湖で…
なかなか帰って来ない二人が気になり、少し様子を見に外に出てみる事にした。
外はうっすら暗くなり始めている。
特にあてもなかったので適当に歩いていたら、郊外の湖まで来てしまった。
郊外という事もあって魔物も出る。その為、普段から滅多に近寄る者はいない。
…のはずが、何か物音が聞こえる!…気がする(弱)
気配を消して音のする方に近づくと、そこにはクロスがいた。
木にもたれて眠っているようだったが、俺が近づき過ぎたのか、こちらに気付いた。
「…」
「…あ、あの…がふッ!」
俺が話し掛けようとした瞬間、先程のダメージがまだ少し残っている後頭部にまたもや何かがぶつかってきた。
今日は不覚をとられてばかりだ…
「貴様、クロスに何してんだ!」
「ぼぼ暴力は良くないっていつも言ってるじゃ…」
「っるせぇよ!!」
振り向くと、奇妙な生き物が二匹いた。
「あの、これは何ですか…?」
「これとか言うなー!!」
「…頭、大丈夫?」
流?
…もしかして、さっきはいきなり人に発砲しといて心配もしなかったくせに(根に持つタイプ)俺の頭の流血を心配してくれているのだろうか?
「あ…」
クロスが近づいてきて俺の頭に軽く触れた。
痛みがひいていく気がする。もしかしてロッカと同じでこの人は
「…僧侶なん…」
「魔法使いです」
「え…でも回復魔法使…」
「このくらい普通使えます」
何故俺の話を最後まで聞かないんだこの人は…
戦士系ではないにしろ、腰に銃携帯してるあたり魔法使いには見えない…
などと心で思いつつも口には出さない気弱な俺。
「…これがティキで、あっちがティキです」
クロスは近くにいた方を一匹抱き上げると自分の上に座らせ、先程の俺の質問に答えてくれた。
…ん?こっちがティキ?あっちは…?
「二人とも私の使い魔みたいなもので…」
話の内容が理解出来ていない俺を無視してクロスは話を続ける。
「ケンです。よろしく…ティ…ティキ…?」
とりあえずティキという名前の方を確認したくて呼んでみる。
「何でテメェとよろしくしねぇとなんねぇんだよ!」
「よろしくお願いします、ケンさん…あ、僕これさっき拾ったんです。ケンさんにあげます」
と、笑顔で俺に毒キノコを差し出す。
失敗した…何故二人共反応するんだ…あげく毒を…
「あ~…そうだ!もうそろそろ夕飯が出来上がる頃かな!早く帰りましょう☆」
と話をそらしてみたものの
「じゃあその時料理してお出ししますね、僕料理は得意なんですよ~」
もう話をそらせない…どうしよう、このままだと今晩の俺の夕飯のサイドメニューは毒キノコだ…

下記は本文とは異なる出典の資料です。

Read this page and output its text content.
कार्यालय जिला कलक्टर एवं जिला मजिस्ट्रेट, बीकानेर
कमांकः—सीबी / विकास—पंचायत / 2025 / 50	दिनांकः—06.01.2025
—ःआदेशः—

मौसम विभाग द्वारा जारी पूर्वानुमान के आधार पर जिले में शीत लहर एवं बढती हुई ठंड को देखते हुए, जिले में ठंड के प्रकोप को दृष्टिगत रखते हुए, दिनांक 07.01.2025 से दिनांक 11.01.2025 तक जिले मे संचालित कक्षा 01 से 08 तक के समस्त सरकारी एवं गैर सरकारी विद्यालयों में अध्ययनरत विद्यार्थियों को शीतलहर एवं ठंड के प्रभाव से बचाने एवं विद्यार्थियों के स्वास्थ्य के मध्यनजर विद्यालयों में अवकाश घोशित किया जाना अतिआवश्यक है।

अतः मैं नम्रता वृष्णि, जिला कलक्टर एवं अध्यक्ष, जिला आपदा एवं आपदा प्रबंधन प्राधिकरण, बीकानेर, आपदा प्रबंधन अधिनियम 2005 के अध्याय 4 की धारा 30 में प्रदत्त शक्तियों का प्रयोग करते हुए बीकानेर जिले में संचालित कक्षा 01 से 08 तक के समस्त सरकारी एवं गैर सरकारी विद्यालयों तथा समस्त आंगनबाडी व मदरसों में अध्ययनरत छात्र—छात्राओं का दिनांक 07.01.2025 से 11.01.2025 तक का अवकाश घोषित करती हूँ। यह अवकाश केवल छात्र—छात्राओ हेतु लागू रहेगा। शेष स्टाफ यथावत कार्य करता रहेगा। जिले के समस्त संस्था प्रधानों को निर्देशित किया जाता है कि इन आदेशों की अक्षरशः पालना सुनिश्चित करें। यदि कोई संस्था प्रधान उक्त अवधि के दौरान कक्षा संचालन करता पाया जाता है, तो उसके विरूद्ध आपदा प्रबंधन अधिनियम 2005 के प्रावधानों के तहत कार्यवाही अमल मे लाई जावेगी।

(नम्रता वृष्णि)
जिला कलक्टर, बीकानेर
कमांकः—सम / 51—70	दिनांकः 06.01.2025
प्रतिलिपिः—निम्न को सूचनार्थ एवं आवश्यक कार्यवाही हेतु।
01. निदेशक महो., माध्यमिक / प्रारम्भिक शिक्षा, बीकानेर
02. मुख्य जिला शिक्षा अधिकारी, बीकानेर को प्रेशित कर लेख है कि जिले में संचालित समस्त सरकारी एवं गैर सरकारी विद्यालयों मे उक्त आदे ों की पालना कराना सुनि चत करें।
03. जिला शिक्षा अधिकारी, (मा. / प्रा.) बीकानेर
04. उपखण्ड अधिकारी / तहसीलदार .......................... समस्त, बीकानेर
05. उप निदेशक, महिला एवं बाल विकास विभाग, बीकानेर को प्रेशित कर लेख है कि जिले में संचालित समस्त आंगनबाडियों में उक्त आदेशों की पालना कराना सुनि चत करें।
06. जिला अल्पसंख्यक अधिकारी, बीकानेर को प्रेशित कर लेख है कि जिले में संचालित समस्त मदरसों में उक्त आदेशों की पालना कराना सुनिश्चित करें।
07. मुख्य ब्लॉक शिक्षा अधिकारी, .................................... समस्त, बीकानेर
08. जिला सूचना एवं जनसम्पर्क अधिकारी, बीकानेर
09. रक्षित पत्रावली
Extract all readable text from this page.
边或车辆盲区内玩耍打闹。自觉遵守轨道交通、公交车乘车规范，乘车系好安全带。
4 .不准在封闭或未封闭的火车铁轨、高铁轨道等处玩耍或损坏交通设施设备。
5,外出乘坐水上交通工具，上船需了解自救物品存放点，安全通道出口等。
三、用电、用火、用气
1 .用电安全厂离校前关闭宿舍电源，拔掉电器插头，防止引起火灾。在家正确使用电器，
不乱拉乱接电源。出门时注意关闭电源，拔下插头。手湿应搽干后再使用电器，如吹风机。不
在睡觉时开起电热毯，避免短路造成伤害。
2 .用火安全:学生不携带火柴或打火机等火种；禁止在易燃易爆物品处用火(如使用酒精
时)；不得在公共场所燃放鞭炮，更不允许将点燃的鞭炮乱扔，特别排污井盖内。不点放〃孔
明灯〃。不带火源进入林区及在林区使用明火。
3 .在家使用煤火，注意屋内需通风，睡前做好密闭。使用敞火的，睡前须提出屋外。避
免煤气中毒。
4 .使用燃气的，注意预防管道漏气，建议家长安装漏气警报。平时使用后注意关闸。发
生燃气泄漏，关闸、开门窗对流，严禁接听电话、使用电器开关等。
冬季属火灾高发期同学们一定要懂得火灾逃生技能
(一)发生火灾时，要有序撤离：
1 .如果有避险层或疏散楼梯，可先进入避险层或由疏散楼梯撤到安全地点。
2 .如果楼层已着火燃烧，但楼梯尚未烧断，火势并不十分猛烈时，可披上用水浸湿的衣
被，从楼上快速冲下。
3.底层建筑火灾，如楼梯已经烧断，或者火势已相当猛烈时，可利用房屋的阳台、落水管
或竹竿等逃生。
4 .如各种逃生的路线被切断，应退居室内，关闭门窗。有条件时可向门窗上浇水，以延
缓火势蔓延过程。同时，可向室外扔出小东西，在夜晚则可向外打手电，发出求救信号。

食べてもすぐに解毒剤を飲めばいいんだが、何故俺がそこまでしなくちゃならないんだ…
とりあえずキノコを受け取り、フェザとロッカを探しながら宿屋へと帰る事にした。
歩いてる最中うるさい方のティキ(名前は結局分からず)がいろいろ攻撃を仕掛けてきて大変だったが、小さいので何とか全てかわす事が出来た。
元の姿だったら…(意味深)などとしきりにぼやいていたが、攻撃的な奴に質問出来る程余裕はなかった。